Taking around 15 seconds to generate each frame, this 3D engine is unlikely to be of much use for twitch-gaming projects.

Gareth Halfacree
1 month agoDisplays / HW101

Pseudonymous developer "WeightAn" has put an Arduino UNO Rev3 board to work as a 3D rendering system — delivering a ray-marched animation at a rate measured in seconds per frame rather than frames per second.

"Ray marching on an Arduino UNO OLED 128×64 with dithering," WeightAn writes of the project, which renders its image in black-and-white with the dithering offering pseudo-gray tones. "15 seconds per frame."
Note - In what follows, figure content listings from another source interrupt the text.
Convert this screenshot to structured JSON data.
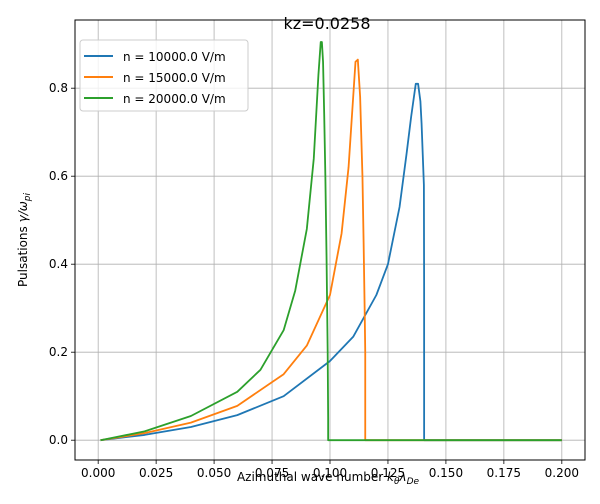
{
  "chart_data": {
    "type": "line",
    "title": "kz=0.0258",
    "xlabel_main": "Azimuthal wave number ",
    "xlabel_sym": "k",
    "xlabel_sub1": "θ",
    "xlabel_sym2": "λ",
    "xlabel_sub2": "De",
    "ylabel_main": "Pulsations  ",
    "ylabel_sym": "γ/ω",
    "ylabel_sub": "pi",
    "xlim": [
      -0.01,
      0.21
    ],
    "ylim": [
      -0.045,
      0.955
    ],
    "xticks": [
      0.0,
      0.025,
      0.05,
      0.075,
      0.1,
      0.125,
      0.15,
      0.175,
      0.2
    ],
    "xtick_labels": [
      "0.000",
      "0.025",
      "0.050",
      "0.075",
      "0.100",
      "0.125",
      "0.150",
      "0.175",
      "0.200"
    ],
    "yticks": [
      0.0,
      0.2,
      0.4,
      0.6,
      0.8
    ],
    "ytick_labels": [
      "0.0",
      "0.2",
      "0.4",
      "0.6",
      "0.8"
    ],
    "grid": true,
    "legend_position": "top-left",
    "series": [
      {
        "name": "n = 10000.0 V/m",
        "color": "#1f77b4",
        "x": [
          0.001,
          0.02,
          0.04,
          0.06,
          0.08,
          0.1,
          0.11,
          0.12,
          0.125,
          0.13,
          0.133,
          0.135,
          0.137,
          0.138,
          0.139,
          0.1395,
          0.14,
          0.1405,
          0.1406,
          0.1406,
          0.15,
          0.2
        ],
        "y": [
          0.0,
          0.012,
          0.03,
          0.057,
          0.1,
          0.18,
          0.235,
          0.33,
          0.4,
          0.53,
          0.65,
          0.735,
          0.81,
          0.81,
          0.77,
          0.72,
          0.65,
          0.58,
          0.35,
          0.0,
          0.0,
          0.0
        ]
      },
      {
        "name": "n = 15000.0 V/m",
        "color": "#ff7f0e",
        "x": [
          0.001,
          0.02,
          0.04,
          0.06,
          0.08,
          0.09,
          0.1,
          0.105,
          0.108,
          0.11,
          0.111,
          0.112,
          0.113,
          0.114,
          0.1145,
          0.115,
          0.1152,
          0.1152,
          0.13,
          0.2
        ],
        "y": [
          0.0,
          0.016,
          0.04,
          0.078,
          0.15,
          0.215,
          0.33,
          0.47,
          0.62,
          0.78,
          0.86,
          0.865,
          0.78,
          0.6,
          0.45,
          0.28,
          0.2,
          0.0,
          0.0,
          0.0
        ]
      },
      {
        "name": "n = 20000.0 V/m",
        "color": "#2ca02c",
        "x": [
          0.001,
          0.02,
          0.04,
          0.06,
          0.07,
          0.08,
          0.085,
          0.09,
          0.093,
          0.095,
          0.096,
          0.0965,
          0.097,
          0.0975,
          0.098,
          0.0985,
          0.099,
          0.0992,
          0.0992,
          0.11,
          0.2
        ],
        "y": [
          0.0,
          0.02,
          0.055,
          0.11,
          0.16,
          0.25,
          0.34,
          0.48,
          0.64,
          0.83,
          0.905,
          0.905,
          0.86,
          0.74,
          0.6,
          0.42,
          0.2,
          0.05,
          0.0,
          0.0,
          0.0
        ]
      }
    ]
  }
}
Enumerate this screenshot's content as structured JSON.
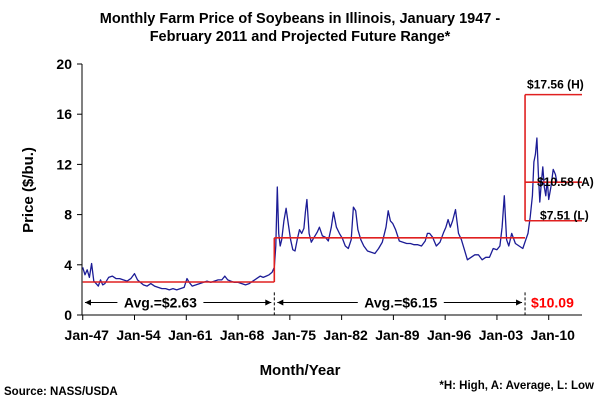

For those used to doing 3D rendering on more powerful devices, that may seem like a mistake: most renderers are measured in frames per second, rather than seconds per frame. The Arduino UNO Rev3, though, is not a very powerful device. Based on the Microchip ATmega328P, the board has a single eight-bit microcontroller core running at 16MHz and no graphics acceleration hardware.

Despite this, WeightAn has been able to cram a 3D rendering algorithm into its limited resources. The program, just over a hundred lines of code in length, uses ray marching to display an animated donut on a connected SSD1306-based OLED screen. Though, taking 15 seconds per frame, it's easy to mistake the animation for a slow slideshow.

More information is available on WeightAn's Reddit post, while the source code has been published to GitHub under the permissive MIT license — along with a Mandelbrot set visualizer and an implementation of Conway's Game of Life running at 17 iterations per second.